Trataré, de esta forma, de dibujar aquí un esbozo en pos de una
mejor comprensión del contexto visual poniendo en orden algunos
argumentos.
Demasiadas
definiciones y usos de «imagen» se refieren sólo a las imágenes
visuales que se pueden de alguna forma crear mediante dibujo,
pintura, fotografía, cine, video, etcétera, y con sus vertientes
digitales: dibujo digital, pintura digital, fotografía digital,
videojuegos...; desde tiempo reciente incluso se pueden crear de
forma automatizada e inusitada con IA. Estas serían imágenes
culturales o artificiales. En el ámbito restringido de lo visual, la
teoría dominante suele pasar por alto las imágenes naturales y se
detiene obsesivamente en las creaciones humanas. ¿Por qué dar tanto
pábulo, como suele ocurrir, a las costumbres o hábitos visuales que
implican un gran consumo de producciones visuales, o un elevado
disfrute de los mismos, en detrimento de otro tipo de miradas que
están necesariamente atentas a todo lo que ofrece el ambiente?
Estamos
hablando, además, de imágenes de distinta especie que tienen cada
cual su importancia. Las imágenes visuales llamadas naturales serían
—en mi opinión, que difiere de las comúnmente admitidas— todas
las que, en condiciones adecuadas, inundan las vidas de los videntes
cuando la luz suficiente en el lugar donde se encuentran estimula sus
ojos, incluya este lugar imágenes artificiales o no.

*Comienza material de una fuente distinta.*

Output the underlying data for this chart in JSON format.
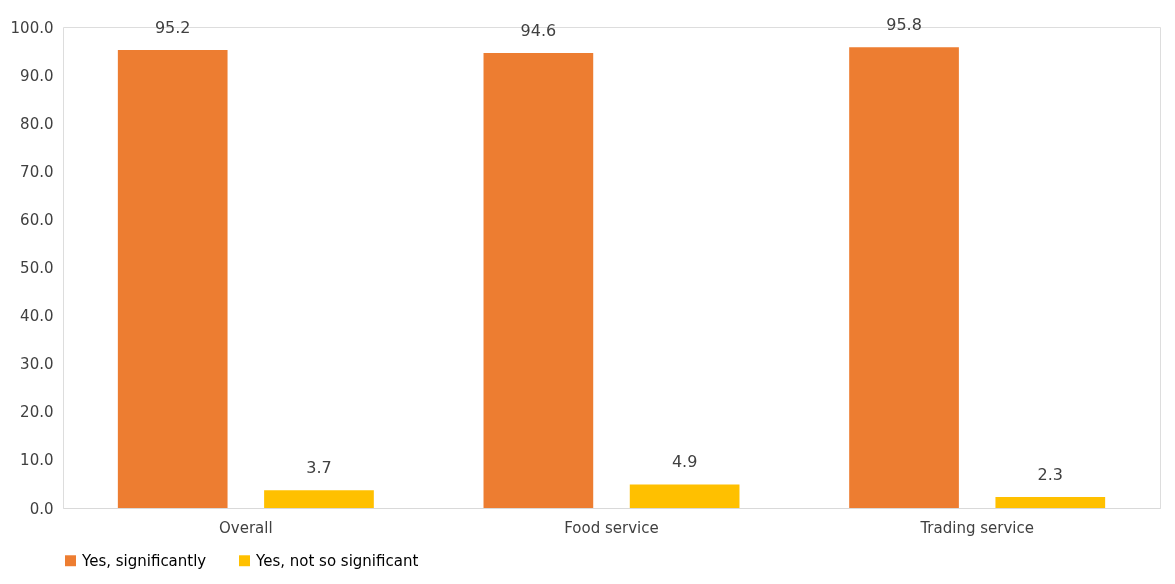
{
  "chart_data": {
    "type": "bar",
    "categories": [
      "Overall",
      "Food service",
      "Trading service"
    ],
    "series": [
      {
        "name": "Yes, significantly",
        "color": "#ed7d31",
        "values": [
          95.2,
          94.6,
          95.8
        ]
      },
      {
        "name": "Yes, not so significant",
        "color": "#ffc000",
        "values": [
          3.7,
          4.9,
          2.3
        ]
      }
    ],
    "ylim": [
      0,
      100
    ],
    "yticks": [
      {
        "value": 0,
        "label": "0.0"
      },
      {
        "value": 10,
        "label": "10.0"
      },
      {
        "value": 20,
        "label": "20.0"
      },
      {
        "value": 30,
        "label": "30.0"
      },
      {
        "value": 40,
        "label": "40.0"
      },
      {
        "value": 50,
        "label": "50.0"
      },
      {
        "value": 60,
        "label": "60.0"
      },
      {
        "value": 70,
        "label": "70.0"
      },
      {
        "value": 80,
        "label": "80.0"
      },
      {
        "value": 90,
        "label": "90.0"
      },
      {
        "value": 100,
        "label": "100.0"
      }
    ],
    "data_labels": true,
    "grid": false,
    "legend": "bottom"
  }
}
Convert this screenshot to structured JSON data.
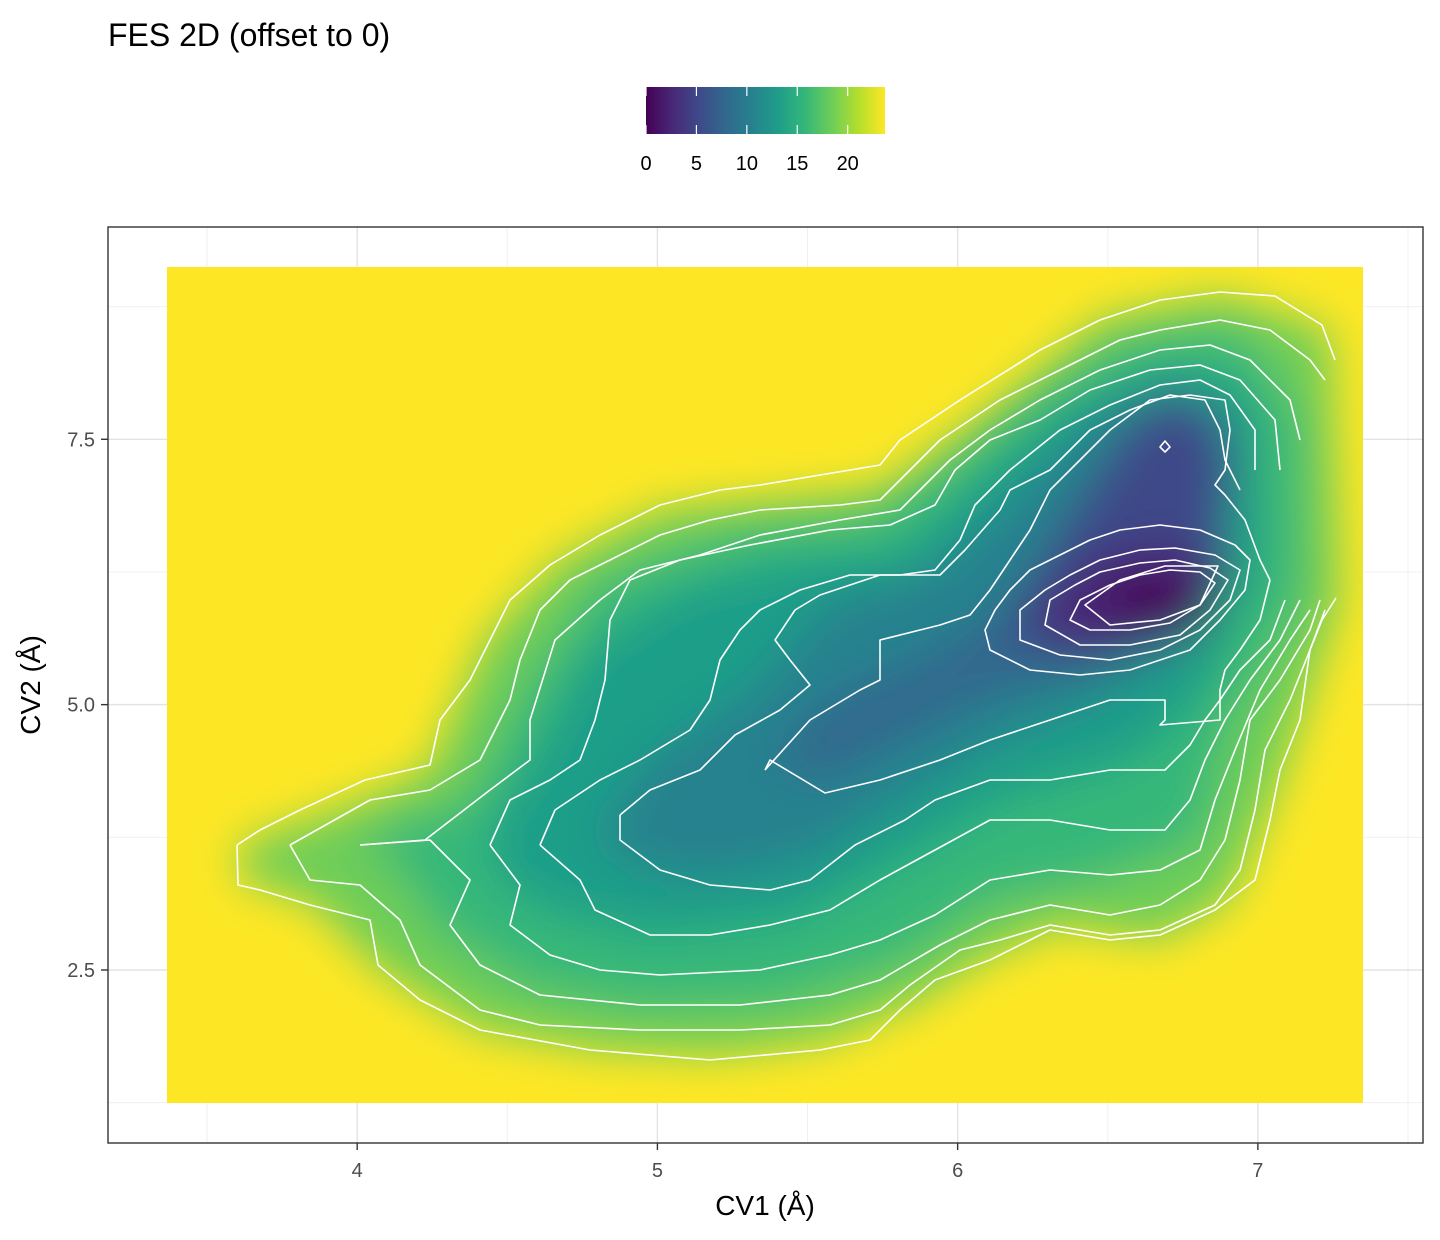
{
  "chart_data": {
    "type": "heatmap",
    "title": "FES 2D (offset to 0)",
    "xlabel": "CV1 (Å)",
    "ylabel": "CV2 (Å)",
    "xlim": [
      3.17,
      7.55
    ],
    "ylim": [
      0.87,
      9.5
    ],
    "x_ticks": [
      4,
      5,
      6,
      7
    ],
    "x_tick_labels": [
      "4",
      "5",
      "6",
      "7"
    ],
    "y_ticks": [
      2.5,
      5.0,
      7.5
    ],
    "y_tick_labels": [
      "2.5",
      "5.0",
      "7.5"
    ],
    "grid": true,
    "legend": {
      "position": "top",
      "type": "colorbar",
      "ticks": [
        0,
        5,
        10,
        15,
        20
      ],
      "tick_labels": [
        "0",
        "5",
        "10",
        "15",
        "20"
      ],
      "range": [
        0,
        23.7
      ],
      "palette": [
        "#440154",
        "#482878",
        "#3E4A89",
        "#31688E",
        "#26828E",
        "#1F9E89",
        "#35B779",
        "#6DCD59",
        "#B4DE2C",
        "#FDE725"
      ]
    },
    "data_extent": {
      "x": [
        3.38,
        7.35
      ],
      "y": [
        1.1,
        8.95
      ]
    },
    "fill_value_outside": 23.7,
    "basins": [
      {
        "x": 6.5,
        "y": 5.8,
        "depth": 0
      },
      {
        "x": 6.7,
        "y": 7.2,
        "depth": 5
      },
      {
        "x": 5.4,
        "y": 4.3,
        "depth": 10
      },
      {
        "x": 4.05,
        "y": 3.55,
        "depth": 18
      }
    ]
  }
}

Y ocurre que
nuestra capacidad de abstraernos inmersivamente en la contemplación
de las imágenes artificiales o culturales, cuando pasamos a verlas
en «modo lectura de imágenes», nos hace olvidar que estamos usando
el mismo sistema visual para ver una película en pantalla que para
contemplar el mar desde la orilla.
Habría
una impostura en alabar enormemente las elaboraciones del chef y en
menospreciar el hecho de que se disfrutan con el mismo sistema
gustativo que sirve para degustar una fruta recién cogida del árbol;
o embriagarse con los perfumes e ignorar que el mismo olfato recibe,
y al tiempo proporciona mediante su biológico funcionamiento, el
olor natural de los cuerpos y de los diversos ambientes; apreciar la
música y la lengua hablada, pero no comprender que comparten ser
sonidos —que nos llegan
y que acontecen como percepciones—
con el rumor de las olas, el crepitar de las hojas de los árboles
ante el viento, los miles de ruidos cotidianos. No debería haber
oposición civilizatoria para el hecho de concederles valor, el que
tienen, a nuestras visiones: a las imágenes naturales que por la
razón que sea nos resultan especialmente significativas. Y poder
extraer de ellas legitimadas consideraciones y tener reacciones de
todo tipo, incluidas estéticas, filosóficas, políticas o
sensuales, de forma semejante a cómo está legitimado responder de
esa manera ante unas fotografías de Man Ray vistas en el museo.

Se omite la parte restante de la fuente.